The executive branch of the U.S. government issues National Security Letters which allow federal agencies to obtain customer data without the review of a court. The National Security Letters are also accompanied by an indefinite nondisclosure order, which prohibits Twilio from disclosing the receipt of such letters. In the interest of privacy and accountability, it is Twilio’s practice to request that the agency initiate a judicial review or withdraw the nondisclosure component of the request.
Accordingly, Twilio has obtained permission to publish the following National Security Letters as well as the correspondence reflecting the lifting of the nondisclosure restrictions. The published documents have been minimally redacted in order to protect the privacy of the subjects of the request and as directed by the agency to protect the privacy of the requesting agents.

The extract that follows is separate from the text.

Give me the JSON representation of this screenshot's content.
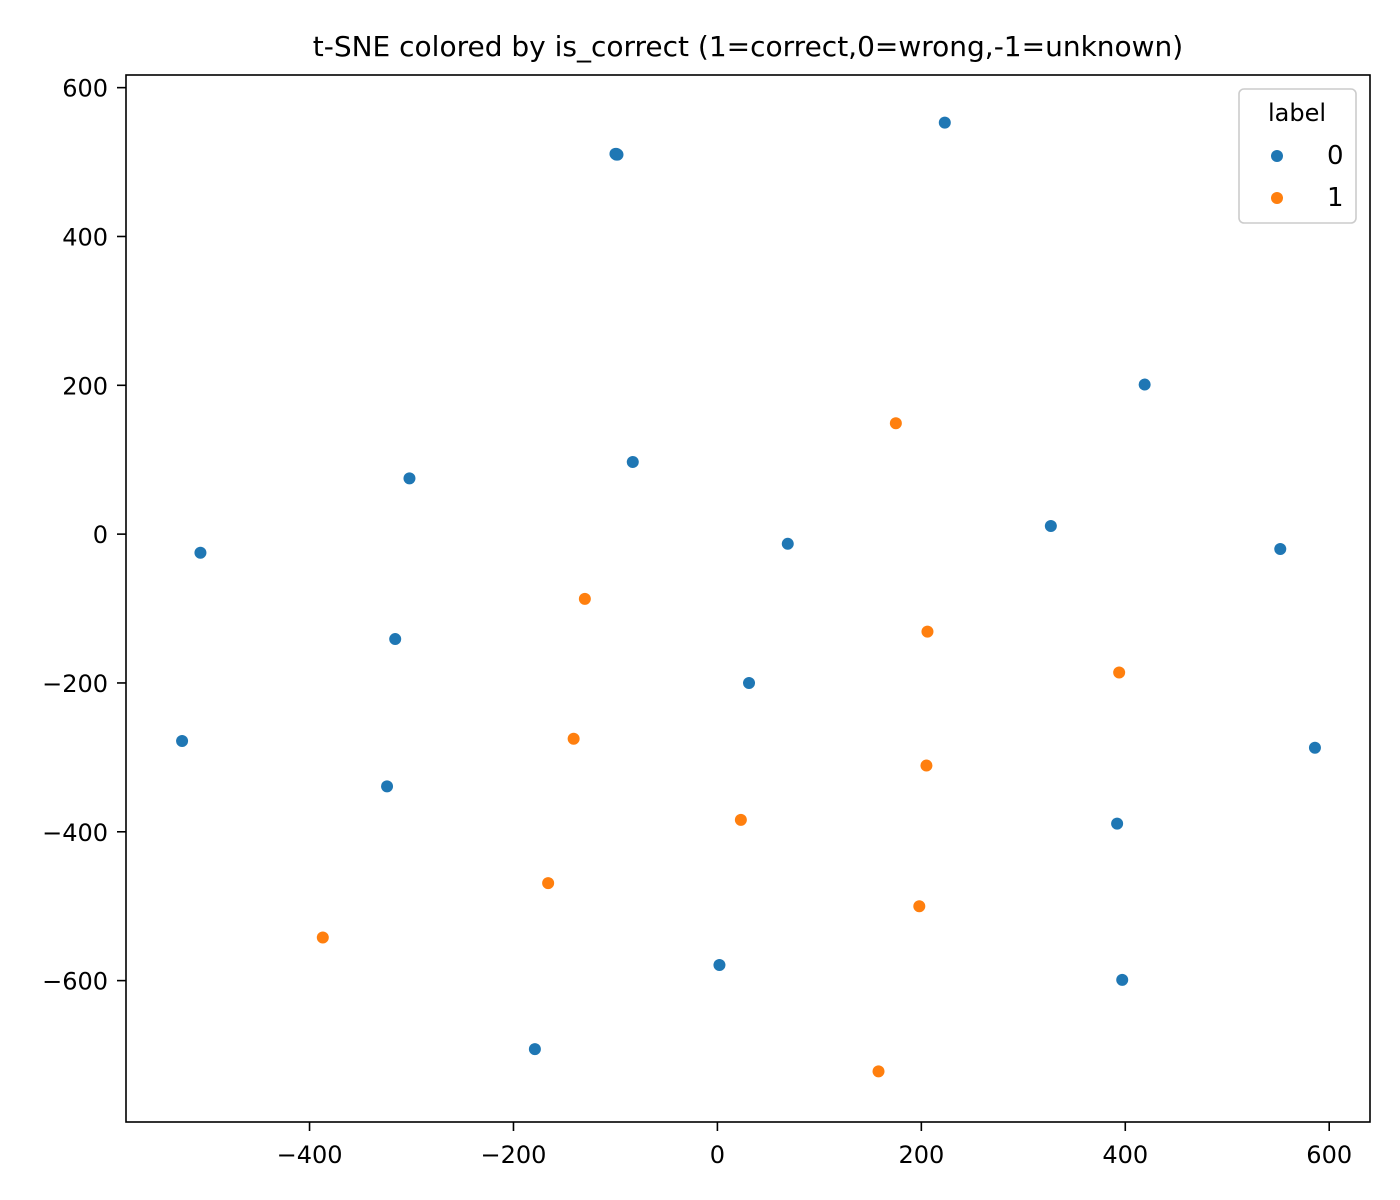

Twilio will continue to publish National Security Letters received where nondisclosure orders have been lifted, and will restate ranges of National Security Letters for the corresponding time range in subsequent Transparency Reports. Due to the restraint on free speech imposed by current law, Twilio continues to be prohibited from providing a full accounting of requests it receives for customer information in the form of National Security Letters.
Twilio continues to oppose the prohibition on companies from disclosing the specific number of National Security Letters received by a company. Twilio opposes this prohibition based on the belief that government requests should not be issued in secret, and should only be issued with proper transparency, accountability and oversight.